Huizenga: [laughs] Very attractive people, very wealthy people, successfully people, funny people, cool people —
Maveal: So as long as they’re cool and attractive and possibly wealthy then it’s fair game? [laughs]
Huizenga: Yeah, just not unpleasant people. I mean…they’re okay too, I guess. I don’t know. The ideal reader is definitely something that everyone thinks about. I honestly try not to calculate too much. I mean, as an artist you do have in your mind the person that is reading you closely and with good will and attention who will get your jokes, references, and be open to the vibe. But in most cases when I actually think about specific people reading my work I just feel embarassed or anxious. I try not to think about specific people.
Maveal: Is there anything you’d like to tell readers about what’s on the horizon for you creatively?
Huizenga: Oh man.

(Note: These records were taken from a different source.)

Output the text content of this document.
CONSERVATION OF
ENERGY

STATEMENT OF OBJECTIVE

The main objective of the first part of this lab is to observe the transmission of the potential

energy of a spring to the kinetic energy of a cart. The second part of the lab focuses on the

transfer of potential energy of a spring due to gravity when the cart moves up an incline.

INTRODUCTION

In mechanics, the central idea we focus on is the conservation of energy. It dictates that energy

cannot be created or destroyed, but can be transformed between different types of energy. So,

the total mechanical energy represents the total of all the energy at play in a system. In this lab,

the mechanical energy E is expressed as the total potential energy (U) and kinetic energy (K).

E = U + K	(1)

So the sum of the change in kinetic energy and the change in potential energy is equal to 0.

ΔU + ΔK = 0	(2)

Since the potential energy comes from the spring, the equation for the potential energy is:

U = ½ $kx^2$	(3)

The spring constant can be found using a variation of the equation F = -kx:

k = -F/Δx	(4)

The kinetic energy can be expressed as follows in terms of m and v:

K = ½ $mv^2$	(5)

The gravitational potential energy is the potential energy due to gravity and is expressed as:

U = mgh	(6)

I don’t know. Every day is a struggle to stabilize and clear out some free time that usually ends up giving way to daydreaming. Working on a new project gets harder and harder. There’s so many little things to take care of and to do that I’m just looking forward to a time when I can carve out a few hours a day to dive back into something big again. I did start a new series called Fielder, though. It’s like Ganges in that it’s a 32 page magazine-size comic book. In there you’ll see, more or less, all of my new stories. I’m also serializing another suburban Glen Ganges story in there. Hopefully #2 will be out some time next year.
The River at Night is available at all good comics retailers and through Drawn and Quarterly.